Amber and Becky are joined by a cadre of other contestants: "If you're 17 and you're not a total fry, it's just what you do," says one of the girls. Mount Rose, Minnesota, is Heartland USA. It's downright homespun and pure; however, in Mount Rose, beauty and kindness have become a pathological obsession: "Yah, I think you boys'll find that things are different here in Mount Rose. For one thing, we're God fearin' folk, every last one of us. You won't find a back room in our video store," says Gladys Leeman. But soon after the beauty contest contestants are announced, Becky's main competition is killed in a freak tractor accident. Or was it an accident?
Not many movies have ventured into this territory. Michael Ritchie's Smile (1975) is the most notable example. Smile is a wicked satire that used beauty pageants as a symbol for hollow values in American middle-class life. At the time it was made, the idea of a satire about beauty pageants was new and unusual. Nearly, 25 years later, with beauty pageants widely regarded as politically incorrect, the same material seems much less daring. As a result, director Michael Patrick Jann (who wrote, directed, and starred in MTV's comedy series The State) and screenwriter Lona Williams (a beauty contest veteran herself) aren't satisfied playing the beauty contest in Drop Dead Gorgeous for gentle satirical jabs. Instead, they go for the jugular, twisting and distorting everything for maximum comic value. Rarely does Drop Dead Gorgeous feel very close to real life. It lunges far beyond the credible and into a world of absurdly exaggerated behavior. However, the filmmakers always give each scene a kernel of truth. Sometimes those kernels are mighty small, as when one of the contestants performs her talent competition dance--with a life-size doll of Jesus on the cross! At other times, the kernels of truth are a bit larger, as when the girls perform the contest's opening dance number with step ladders--and discover the paint is still wet on the ladders.
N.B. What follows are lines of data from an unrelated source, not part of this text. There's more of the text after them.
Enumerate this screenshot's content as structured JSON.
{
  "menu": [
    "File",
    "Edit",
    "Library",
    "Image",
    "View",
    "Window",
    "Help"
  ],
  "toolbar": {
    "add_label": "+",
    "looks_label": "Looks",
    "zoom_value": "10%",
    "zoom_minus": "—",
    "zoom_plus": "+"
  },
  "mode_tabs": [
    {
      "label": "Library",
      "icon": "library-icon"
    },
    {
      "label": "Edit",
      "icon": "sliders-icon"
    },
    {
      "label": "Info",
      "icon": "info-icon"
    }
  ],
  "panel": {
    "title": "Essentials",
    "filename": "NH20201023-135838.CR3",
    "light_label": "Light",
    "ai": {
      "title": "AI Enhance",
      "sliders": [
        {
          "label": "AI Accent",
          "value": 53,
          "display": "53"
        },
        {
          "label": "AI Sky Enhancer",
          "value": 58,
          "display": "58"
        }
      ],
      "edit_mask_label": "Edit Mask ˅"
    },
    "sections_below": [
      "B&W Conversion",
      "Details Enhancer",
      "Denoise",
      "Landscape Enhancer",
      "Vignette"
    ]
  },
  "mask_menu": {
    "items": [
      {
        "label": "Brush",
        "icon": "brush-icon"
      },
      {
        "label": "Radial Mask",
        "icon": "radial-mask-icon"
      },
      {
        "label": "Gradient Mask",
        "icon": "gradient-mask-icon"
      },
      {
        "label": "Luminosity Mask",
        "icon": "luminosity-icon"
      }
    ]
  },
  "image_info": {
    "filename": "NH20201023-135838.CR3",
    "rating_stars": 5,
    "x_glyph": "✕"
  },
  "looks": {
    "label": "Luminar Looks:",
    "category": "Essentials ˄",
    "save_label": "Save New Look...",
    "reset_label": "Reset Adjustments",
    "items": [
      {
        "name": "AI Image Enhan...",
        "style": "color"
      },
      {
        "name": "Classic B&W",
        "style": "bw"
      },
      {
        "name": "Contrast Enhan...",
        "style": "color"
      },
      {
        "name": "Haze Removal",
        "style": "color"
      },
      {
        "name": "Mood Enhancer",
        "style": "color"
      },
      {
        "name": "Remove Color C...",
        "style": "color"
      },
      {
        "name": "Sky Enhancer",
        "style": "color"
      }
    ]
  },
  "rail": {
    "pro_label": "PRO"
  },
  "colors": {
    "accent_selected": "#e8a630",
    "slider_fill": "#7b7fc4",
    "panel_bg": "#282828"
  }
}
Director Jann isn't concerned with creating a world that you can believe in. His main intention is to leave you shaking your head in disbelief at the outrageous sights he puts on display--such as when a huge swan-shaped parade float explodes or when a bevy of contestants assault the headquarters of the Sarah Rose Miss Teen Princess America Pageant after the national finals have been canceled. Whether you can laugh at such antics, or merely look on in stunned silence, is a matter of personal taste, I suppose. If John Waters, the infamous director of Pink Flamingoes and Polyester, had made a movie twenty years ago about beauty pageants, it might have looked a lot like Drop Dead Gorgeous. I mean that as a compliment (in case there is any doubt), but even John Waters has allowed optimism to gradually suffuse his more recent films. However, Drop Dead Gorgeous is anything but optimistic. This is a wicked and venomous movie--that also happens to be absolutely hilarious. Along with Rushmore and Election, Drop Dead Gorgeous is one of this year's best comedies.